A/B Testing Glossary
A friendly A/B testing glossary with simple definitions for common experimentation terms.
- A/B Test
A controlled experiment comparing two or more versions of something (like a web page or feature) to see which performs better.
- Absolute Uplift
The raw difference in conversion rates (e.g., 12% vs. 10% = +2%).
- AOV (Average Order Value)
The average amount of money spent per order.
- ARPV (Average Revenue per Visitor)
The average revenue earned per visitor to your site.
- Bayesian Analysis
An approach that estimates the probability one variant is better than another — often easier to interpret than traditional statistics.
- Breakdown Analysis
A closer look at performance by segment to uncover patterns or outliers.
- Confidence Level
The percentage of confidence in your result — for example, 95% means you’re 95% sure the difference is real.
- Control
The original version used as a baseline to measure improvement.
- Conversion
When a user completes your desired action, like making a purchase or signing up.
- Conversion Rate
The percentage of users who convert out of all who saw the variant.
- Credible Interval
The range that likely contains the true result based on your data.
- CUPED (Controlled Pre-Experiment Data)
A technique that reduces noise by accounting for pre-experiment behavior, making tests more sensitive.
- Experiment Dashboard
A visual overview showing each variant’s performance, probability, and uplift.
- Experiment Drift
When external changes (like seasonality or ad campaigns) affect your test results.
- Experiment Duration
How long your test runs before results can be trusted.
- Experiment Queue
A prioritized list of upcoming tests, usually based on impact vs. effort.
- False Negative
When a real effect is missed because of too little data or bad setup.
- False Positive
When a test shows a winner by chance, not because the change really worked.
- Frequentist Analysis
A traditional statistical approach using p-values and significance levels to decide if results are real.
- Goal
The metric you want to improve in your experiment — for instance, “Sign-ups per visitor.”
- Guardrail Metric
A metric you track to ensure the experiment doesn’t harm key KPIs (like revenue or uptime).
- Holdout Group
A control group excluded from personalization or new features to measure long-term impact.
- Hypothesis
Your prediction of what change will have a positive impact — and why.
- Interaction Effect
When two changes interact and produce unexpected combined results.
- Learning Velocity
How quickly your team runs and learns from experiments — a measure of experimentation culture.
- Lift
Another word for improvement or gain over control.
- Losing Variant
A variant that performs worse than control.

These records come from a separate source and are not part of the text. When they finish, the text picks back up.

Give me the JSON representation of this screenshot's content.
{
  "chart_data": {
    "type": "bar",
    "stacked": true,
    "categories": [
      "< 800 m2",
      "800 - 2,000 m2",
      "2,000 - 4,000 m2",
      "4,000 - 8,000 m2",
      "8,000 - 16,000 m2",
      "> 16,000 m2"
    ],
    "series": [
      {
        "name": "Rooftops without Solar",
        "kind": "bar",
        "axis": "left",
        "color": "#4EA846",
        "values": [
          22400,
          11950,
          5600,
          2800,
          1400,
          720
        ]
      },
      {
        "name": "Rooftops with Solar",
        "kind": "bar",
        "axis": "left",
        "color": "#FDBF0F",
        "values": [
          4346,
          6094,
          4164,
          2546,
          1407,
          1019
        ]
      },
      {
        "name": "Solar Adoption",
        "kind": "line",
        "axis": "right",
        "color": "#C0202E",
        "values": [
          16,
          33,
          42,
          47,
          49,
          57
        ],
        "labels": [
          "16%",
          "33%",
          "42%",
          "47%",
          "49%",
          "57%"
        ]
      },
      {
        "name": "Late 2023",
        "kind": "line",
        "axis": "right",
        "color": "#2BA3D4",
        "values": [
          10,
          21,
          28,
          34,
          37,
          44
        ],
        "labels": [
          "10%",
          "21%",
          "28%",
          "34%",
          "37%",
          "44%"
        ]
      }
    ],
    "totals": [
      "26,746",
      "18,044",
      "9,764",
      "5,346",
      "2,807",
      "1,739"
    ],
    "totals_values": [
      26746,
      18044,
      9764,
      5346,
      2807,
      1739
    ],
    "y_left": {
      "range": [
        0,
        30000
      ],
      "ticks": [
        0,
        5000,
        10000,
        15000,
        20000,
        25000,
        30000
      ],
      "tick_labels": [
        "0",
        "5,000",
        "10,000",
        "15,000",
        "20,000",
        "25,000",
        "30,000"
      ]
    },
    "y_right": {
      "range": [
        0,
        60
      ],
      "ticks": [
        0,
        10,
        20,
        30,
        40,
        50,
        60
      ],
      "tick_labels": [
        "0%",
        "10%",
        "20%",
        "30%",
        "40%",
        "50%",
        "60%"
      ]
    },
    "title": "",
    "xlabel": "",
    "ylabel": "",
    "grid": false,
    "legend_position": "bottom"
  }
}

- Minimum Detectable Effect (MDE)
The smallest difference you care to detect between variants.
- Multi-armed Bandit
A smarter testing method that automatically sends more traffic to better-performing variants over time.
- Neutral Result
When no variant clearly outperforms the others.
- North Star Metric
The ultimate goal your experiments support — the metric that reflects long-term success.
- Posterior Distribution
In Bayesian testing, this shows the full probability range of possible outcomes.
- Power
The probability your test correctly detects a real difference.
- Primary Goal
The main metric you use to decide the winner of an experiment.
- Probability to Beat Control (PBC)
The likelihood that a variant performs better than the control.
- Relative Uplift
The percentage increase compared to control (e.g., 12% vs. 10% = +20%).
- Revenue per Session
The total revenue divided by total sessions — a common goal metric in e-commerce.
- Sample Size
The number of visitors or conversions you need for reliable results.
- Secondary Goal
Additional metrics you track to understand side effects or extra insights.
- Segment
A subgroup of your audience, such as device type, location, or traffic source.
- Statistical Significance
A confidence measure showing the chance that results are not due to randomness.
- Stopping Rule
A rule for when to end a test — e.g., after two weeks or when confidence exceeds 95%.
- Traffic Split
How your visitors are divided between variants, such as 50/50 or 25/25/25/25.
- Treatment
Another term for a variation or test version.
- Uplift
The percentage improvement of a variant compared to the control.
- Variant (or Variation)
One of the versions being tested — for example, “A” (control) and “B” (new idea).
- Winner
The variant that performs best based on your chosen goal or probability threshold.